Residents like Zetterquist, who are concerned with preservation, but who like slightly different architectural styles, say they want Willow Ranch to maintain its distinctive nature, but don't want to restrict homeowners' choice of design.
"It's important that everyone has flexibility to express their creativity, but still have homes with cohesiveness that tie into the flavor of the neighborhood," said Zetterquist, a former San Jose planning commissioner and historic landmarks commission member.
And recognizing ranch-style homes as historically valuable has only come about recently.
But there was a time when Willow Ranch's preservation as a development was in jeopardy.
Before the development was incorporated into the city in the 1960s, the roads in Willow Ranch were gravel. The city encouraged Willow Ranch to incorporate, but its residents voted against it, wanting to maintain its uniqueness, its rural feel that included no sidewalks and no streetlights, Terry says.
When the city failed to incorporate the development on the first try, it included it with other areas so that Willow Ranch homeowners could not vote it down, Hendricks says. The determined neighbors hired an attorney to negotiate with the city. It also helped that during the 1960s Hendricks lived next door to former San Jose Mayor Bob Doerr. The former mayor helped work out an agreement with the city to incorporate Willow Ranch without requiring sidewalks or streetlights. The city declared it "a country subdivision in the city," which brought it within San Jose boundaries, paved the gravel roads and created curbs for water runoff.
As the homes have aged, the development has acquired historical architectural value.
"I'm a preservationist, but sometimes we don't recognize our own area," Zetterquist says. "Until recently, we looked farther back at Victorian and Craftsman-style homes, but now we're looking at ranch-style and Eichlers.
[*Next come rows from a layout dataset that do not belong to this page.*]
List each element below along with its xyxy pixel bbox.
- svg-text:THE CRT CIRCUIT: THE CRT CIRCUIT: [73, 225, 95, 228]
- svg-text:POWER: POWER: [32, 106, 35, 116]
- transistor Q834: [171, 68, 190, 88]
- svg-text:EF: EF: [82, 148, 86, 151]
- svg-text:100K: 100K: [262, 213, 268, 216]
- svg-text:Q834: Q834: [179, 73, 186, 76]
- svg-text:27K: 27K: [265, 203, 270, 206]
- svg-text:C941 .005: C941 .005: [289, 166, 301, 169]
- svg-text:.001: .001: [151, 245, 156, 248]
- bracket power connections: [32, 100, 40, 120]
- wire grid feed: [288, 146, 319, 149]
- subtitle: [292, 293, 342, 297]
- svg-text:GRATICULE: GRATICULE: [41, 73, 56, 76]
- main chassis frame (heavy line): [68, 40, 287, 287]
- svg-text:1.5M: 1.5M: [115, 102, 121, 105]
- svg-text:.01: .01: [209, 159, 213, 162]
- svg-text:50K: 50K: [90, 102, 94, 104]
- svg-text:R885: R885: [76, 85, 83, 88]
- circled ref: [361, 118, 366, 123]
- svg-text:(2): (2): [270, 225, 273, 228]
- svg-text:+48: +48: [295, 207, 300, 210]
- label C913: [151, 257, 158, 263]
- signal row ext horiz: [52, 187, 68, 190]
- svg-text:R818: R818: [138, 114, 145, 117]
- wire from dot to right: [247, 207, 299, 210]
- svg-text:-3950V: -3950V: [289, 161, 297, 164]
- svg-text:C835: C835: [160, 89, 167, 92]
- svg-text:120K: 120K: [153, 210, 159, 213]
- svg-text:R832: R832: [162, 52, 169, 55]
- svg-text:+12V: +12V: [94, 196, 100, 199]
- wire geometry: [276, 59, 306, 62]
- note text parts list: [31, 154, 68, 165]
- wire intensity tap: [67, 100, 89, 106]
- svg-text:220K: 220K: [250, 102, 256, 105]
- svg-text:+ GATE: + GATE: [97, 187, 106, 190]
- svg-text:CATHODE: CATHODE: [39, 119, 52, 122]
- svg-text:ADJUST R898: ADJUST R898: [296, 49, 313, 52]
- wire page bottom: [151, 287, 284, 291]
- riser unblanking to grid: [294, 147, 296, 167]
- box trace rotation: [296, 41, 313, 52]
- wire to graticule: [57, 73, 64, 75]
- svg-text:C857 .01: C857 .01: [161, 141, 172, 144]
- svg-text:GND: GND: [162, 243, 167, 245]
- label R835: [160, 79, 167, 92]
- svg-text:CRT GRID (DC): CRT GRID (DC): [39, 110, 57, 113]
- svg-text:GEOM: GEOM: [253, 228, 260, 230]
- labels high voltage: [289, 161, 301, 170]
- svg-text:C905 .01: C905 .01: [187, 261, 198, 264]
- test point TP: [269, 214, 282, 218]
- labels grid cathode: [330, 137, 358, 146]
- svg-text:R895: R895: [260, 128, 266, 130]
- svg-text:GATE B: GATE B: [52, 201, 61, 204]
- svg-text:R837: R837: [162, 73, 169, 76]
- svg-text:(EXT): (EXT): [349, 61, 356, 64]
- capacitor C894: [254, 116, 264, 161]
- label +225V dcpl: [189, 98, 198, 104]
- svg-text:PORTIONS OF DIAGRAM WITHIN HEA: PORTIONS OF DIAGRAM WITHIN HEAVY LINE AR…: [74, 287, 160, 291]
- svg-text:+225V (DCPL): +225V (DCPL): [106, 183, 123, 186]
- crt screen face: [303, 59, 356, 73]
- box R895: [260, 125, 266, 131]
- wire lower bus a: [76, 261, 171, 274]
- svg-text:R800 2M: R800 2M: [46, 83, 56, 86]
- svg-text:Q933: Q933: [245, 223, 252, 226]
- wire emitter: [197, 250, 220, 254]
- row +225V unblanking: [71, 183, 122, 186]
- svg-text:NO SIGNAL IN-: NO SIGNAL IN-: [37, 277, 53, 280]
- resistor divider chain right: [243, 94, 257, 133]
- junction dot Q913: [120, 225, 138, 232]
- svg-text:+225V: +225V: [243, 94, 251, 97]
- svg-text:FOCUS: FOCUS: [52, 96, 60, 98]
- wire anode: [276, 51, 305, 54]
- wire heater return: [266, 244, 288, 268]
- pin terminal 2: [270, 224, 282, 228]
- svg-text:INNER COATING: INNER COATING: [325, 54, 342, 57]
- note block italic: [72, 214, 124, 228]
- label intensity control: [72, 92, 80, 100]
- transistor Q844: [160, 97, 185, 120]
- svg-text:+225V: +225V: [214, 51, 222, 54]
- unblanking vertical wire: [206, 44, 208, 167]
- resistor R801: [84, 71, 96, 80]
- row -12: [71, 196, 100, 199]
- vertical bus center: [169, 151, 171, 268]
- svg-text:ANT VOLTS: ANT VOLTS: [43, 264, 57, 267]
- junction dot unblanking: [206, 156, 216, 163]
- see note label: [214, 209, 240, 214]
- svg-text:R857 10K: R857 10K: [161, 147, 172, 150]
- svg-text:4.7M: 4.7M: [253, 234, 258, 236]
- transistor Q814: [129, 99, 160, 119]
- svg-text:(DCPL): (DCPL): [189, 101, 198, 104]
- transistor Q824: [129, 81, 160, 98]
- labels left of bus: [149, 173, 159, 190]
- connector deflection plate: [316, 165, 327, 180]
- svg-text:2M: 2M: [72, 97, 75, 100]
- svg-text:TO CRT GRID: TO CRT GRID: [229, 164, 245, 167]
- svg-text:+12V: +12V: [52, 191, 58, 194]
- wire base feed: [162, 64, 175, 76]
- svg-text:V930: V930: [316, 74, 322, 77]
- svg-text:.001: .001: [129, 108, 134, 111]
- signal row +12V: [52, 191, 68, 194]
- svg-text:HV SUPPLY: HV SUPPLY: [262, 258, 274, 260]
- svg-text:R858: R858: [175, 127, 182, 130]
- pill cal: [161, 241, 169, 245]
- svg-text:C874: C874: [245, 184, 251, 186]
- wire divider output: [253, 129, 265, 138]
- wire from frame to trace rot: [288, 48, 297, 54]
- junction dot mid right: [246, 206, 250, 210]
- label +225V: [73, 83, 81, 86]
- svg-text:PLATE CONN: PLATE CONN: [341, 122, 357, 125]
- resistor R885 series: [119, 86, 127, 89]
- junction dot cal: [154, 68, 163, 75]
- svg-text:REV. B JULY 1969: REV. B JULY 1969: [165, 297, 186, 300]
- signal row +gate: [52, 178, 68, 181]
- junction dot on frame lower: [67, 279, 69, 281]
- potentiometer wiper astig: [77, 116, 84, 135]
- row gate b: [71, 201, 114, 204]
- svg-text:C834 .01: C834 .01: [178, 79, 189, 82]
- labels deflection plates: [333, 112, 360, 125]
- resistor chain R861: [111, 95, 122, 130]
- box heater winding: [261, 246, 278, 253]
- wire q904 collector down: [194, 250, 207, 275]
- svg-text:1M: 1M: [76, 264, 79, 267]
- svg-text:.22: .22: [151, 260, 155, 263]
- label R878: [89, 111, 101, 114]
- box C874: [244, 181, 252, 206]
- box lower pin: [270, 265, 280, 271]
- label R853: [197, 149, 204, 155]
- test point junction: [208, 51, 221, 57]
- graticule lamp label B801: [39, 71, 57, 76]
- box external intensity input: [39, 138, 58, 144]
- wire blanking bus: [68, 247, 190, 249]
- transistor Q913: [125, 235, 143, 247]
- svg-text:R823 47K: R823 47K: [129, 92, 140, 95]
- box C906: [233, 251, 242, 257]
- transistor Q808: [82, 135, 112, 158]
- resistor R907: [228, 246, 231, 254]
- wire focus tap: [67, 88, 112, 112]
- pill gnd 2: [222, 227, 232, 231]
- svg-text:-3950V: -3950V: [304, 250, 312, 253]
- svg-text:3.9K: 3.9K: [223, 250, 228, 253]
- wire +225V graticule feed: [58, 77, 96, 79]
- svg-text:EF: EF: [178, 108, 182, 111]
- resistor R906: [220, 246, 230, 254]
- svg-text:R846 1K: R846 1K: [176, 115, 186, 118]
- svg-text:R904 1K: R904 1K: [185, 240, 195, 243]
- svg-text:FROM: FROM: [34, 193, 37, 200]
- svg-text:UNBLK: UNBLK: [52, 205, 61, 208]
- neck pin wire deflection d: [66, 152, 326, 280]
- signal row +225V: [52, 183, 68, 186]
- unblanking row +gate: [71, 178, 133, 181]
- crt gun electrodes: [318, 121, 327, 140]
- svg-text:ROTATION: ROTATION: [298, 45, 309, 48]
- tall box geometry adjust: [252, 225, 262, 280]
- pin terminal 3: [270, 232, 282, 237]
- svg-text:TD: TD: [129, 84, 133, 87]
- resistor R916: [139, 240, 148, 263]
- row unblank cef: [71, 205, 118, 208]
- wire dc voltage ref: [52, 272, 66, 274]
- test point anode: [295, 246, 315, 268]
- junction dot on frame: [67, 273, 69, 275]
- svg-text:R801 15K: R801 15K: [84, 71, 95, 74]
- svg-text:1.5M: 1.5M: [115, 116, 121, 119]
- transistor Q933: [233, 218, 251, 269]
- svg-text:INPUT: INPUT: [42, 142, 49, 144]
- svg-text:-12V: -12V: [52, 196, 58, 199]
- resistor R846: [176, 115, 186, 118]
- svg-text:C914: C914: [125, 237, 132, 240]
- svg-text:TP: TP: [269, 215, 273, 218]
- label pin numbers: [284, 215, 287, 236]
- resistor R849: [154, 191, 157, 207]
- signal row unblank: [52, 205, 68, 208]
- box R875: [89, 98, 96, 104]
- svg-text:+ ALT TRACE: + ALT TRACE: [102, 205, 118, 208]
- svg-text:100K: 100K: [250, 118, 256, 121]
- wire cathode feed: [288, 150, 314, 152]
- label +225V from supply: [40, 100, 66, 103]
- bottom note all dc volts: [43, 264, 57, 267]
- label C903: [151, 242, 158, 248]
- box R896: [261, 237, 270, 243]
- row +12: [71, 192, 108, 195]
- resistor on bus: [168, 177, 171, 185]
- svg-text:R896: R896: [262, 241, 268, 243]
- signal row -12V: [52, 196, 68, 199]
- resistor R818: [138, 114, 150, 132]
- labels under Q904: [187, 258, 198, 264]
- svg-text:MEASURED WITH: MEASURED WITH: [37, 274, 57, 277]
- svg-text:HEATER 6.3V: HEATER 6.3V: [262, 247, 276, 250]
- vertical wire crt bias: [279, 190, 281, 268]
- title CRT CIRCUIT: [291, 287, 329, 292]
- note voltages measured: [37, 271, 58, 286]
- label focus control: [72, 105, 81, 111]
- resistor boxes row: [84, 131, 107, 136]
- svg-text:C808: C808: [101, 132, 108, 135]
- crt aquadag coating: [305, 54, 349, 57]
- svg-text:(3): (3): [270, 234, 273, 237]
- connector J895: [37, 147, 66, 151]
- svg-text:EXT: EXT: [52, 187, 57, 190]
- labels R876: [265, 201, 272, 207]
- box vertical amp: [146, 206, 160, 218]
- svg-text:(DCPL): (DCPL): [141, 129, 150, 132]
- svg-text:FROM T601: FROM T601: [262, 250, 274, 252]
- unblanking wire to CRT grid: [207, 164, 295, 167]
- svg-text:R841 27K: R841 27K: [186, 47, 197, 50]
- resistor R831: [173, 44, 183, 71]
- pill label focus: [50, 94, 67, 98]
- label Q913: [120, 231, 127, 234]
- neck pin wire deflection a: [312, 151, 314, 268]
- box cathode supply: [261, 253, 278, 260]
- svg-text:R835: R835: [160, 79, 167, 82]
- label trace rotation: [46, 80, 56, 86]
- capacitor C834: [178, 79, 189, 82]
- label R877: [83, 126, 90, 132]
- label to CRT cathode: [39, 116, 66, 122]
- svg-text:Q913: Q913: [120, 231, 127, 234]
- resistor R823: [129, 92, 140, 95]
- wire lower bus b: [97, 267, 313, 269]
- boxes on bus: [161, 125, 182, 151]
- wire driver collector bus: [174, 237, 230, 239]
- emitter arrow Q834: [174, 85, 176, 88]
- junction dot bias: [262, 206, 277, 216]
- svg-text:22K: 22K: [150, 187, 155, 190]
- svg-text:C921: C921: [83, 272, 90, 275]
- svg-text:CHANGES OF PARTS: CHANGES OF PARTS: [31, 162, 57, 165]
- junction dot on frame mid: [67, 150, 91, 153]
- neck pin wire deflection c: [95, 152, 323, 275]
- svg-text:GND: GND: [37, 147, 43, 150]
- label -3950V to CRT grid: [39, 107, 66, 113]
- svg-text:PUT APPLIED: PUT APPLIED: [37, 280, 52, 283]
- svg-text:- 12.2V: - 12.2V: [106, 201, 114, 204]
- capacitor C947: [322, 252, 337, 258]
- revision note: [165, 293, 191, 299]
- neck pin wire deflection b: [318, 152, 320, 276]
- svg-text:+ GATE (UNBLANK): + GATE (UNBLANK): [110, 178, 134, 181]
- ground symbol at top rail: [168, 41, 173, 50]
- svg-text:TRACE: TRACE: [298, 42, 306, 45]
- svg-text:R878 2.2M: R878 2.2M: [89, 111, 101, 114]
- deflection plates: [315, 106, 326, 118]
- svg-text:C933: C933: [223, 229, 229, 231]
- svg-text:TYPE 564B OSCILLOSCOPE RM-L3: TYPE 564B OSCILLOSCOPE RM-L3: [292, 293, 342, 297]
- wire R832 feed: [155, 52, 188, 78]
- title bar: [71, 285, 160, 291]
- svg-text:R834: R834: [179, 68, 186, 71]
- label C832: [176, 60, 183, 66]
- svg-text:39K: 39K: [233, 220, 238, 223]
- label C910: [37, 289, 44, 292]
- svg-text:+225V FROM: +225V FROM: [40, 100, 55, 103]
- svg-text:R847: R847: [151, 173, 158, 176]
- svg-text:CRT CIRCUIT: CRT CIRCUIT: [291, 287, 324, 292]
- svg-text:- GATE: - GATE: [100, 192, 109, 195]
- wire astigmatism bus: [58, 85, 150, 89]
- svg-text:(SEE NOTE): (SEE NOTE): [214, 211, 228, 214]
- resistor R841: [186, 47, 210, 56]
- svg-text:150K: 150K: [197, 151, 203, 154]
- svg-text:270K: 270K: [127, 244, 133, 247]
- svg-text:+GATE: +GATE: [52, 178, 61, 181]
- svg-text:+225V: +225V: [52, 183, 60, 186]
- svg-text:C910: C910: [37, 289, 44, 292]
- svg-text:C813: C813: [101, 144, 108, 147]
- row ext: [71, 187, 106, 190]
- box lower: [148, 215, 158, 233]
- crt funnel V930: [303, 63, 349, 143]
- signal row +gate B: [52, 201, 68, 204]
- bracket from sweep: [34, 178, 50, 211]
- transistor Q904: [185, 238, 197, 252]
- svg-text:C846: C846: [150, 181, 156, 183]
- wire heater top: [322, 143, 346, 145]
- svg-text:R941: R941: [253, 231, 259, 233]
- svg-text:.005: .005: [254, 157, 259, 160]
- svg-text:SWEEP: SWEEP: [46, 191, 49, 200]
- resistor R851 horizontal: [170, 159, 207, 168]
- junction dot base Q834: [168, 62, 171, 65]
It's hard for people to accept that homes as old as I am qualify to be historic homes."
He adds that there are different levels of city preservation. Designating Willow Ranch a conservation area would add the need to use city-approved design guidelines for exterior compatibility with the neighborhood, but would still allow flexibility, he says, whereas if the neighborhood voted to become a historic district, exterior changes would be discussed at a city hearing.
So far, the remodels have been sensitive to the original design, Zetterquist says, and he's talked to neighbors about whether Willow Ranch should pursue historic-district status.
"The neighborhood has differing opinions," he says. "People want to keep a continuity, but don't want their hands tied by the city."
It's the continuity that appealed to newer resident Jennifer Beveridge, who moved to Cottle Avenue two years ago. She liked the fact that the houses were not a "hodgepodge."
Terry Masdeo completely agrees and reaffirms it with a simple response, "I wouldn't live anyplace else."